Last week, the US special envoy for the Horn of Africa, Jeffrey Feltman, also visited Khartoum, along with the special envoys of the UK, France and Norway. 

Sudanese political analyst Salah Aldoma attributed the current increased tensions in the country to the uneasy balance of power between the military and civilian leadership, especially as the transition enters its second half. 

“The deep state of Bashir’s associates is hidden among the military and still has a presence inside the army," Aldoma told MEE. "So the West has to put more pressure on the army in order to push for clear reform of the military and security sectors in the country. But we have to say that the first frontliners in protecting the democratic transformation are the people of Sudan.”

Demand for military reform 

A recent crackdown on what security services have called “terrorist attacks” and “terrorist cells” in Khartoum have prompted calls to bring the intelligence apparatus under civilian control. 

The civilian component of the Sovereign Council, the Forces of Freedom and Change (FFC) alliance, issued a statement this week demanding reforms in the military as a means of dealing with the current unrest.
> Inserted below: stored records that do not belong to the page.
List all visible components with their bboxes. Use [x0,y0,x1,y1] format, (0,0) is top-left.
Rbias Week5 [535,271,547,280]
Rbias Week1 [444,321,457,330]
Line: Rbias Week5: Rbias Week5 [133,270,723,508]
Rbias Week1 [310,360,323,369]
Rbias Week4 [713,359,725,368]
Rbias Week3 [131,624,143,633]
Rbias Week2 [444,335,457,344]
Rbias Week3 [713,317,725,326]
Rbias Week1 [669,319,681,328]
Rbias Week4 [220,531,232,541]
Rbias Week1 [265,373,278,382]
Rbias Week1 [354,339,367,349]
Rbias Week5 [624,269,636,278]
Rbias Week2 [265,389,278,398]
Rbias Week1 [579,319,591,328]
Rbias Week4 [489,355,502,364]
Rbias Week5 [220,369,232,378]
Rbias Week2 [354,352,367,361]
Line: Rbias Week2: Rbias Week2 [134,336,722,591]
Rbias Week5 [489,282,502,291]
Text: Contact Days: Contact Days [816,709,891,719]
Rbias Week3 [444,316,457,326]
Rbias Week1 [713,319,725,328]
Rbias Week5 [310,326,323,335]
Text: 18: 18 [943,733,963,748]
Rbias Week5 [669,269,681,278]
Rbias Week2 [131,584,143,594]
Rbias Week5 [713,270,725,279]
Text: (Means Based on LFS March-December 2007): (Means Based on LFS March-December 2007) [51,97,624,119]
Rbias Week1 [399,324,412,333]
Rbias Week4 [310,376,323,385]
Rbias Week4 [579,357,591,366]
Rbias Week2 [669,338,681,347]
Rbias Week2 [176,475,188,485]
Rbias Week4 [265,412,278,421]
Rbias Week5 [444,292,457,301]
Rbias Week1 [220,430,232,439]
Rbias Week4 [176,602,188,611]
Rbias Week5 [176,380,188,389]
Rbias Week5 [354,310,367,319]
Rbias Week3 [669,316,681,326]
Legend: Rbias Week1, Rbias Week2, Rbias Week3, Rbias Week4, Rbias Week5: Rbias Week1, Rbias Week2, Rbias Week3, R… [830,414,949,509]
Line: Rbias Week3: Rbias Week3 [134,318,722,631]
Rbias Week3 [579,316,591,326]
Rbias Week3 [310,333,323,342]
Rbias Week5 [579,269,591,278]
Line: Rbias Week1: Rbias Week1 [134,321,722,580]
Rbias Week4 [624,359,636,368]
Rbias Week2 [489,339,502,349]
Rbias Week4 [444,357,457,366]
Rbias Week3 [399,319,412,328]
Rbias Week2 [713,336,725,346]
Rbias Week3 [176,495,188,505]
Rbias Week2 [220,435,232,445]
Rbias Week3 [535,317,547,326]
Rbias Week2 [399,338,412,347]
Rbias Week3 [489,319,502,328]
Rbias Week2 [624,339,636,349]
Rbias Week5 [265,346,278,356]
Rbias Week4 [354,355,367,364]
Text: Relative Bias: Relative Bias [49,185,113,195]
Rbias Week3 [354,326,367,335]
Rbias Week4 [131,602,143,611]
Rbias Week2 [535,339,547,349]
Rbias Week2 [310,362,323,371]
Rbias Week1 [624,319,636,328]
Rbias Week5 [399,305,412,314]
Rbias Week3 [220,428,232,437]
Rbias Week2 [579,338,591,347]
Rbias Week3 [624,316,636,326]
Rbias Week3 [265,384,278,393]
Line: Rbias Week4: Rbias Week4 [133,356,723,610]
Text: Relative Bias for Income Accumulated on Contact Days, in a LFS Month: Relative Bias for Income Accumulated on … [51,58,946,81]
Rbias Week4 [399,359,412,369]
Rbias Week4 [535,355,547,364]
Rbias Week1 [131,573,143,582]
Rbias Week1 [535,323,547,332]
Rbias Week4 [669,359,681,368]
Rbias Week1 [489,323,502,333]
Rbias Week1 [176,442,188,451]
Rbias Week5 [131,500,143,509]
“The terrorist attacks come in conjunction with political destabilisation in the country and the threat of a military coup last month, amid wide tribal clashes in different parts of the country and closure of the ports by protesters in Eastern Sudan, which has caused interruptions in the supply of basic commodities to the rest of the country,” the FFC statement read.

“This proves that the demand of security and military reform is a key point for the stability of the country.”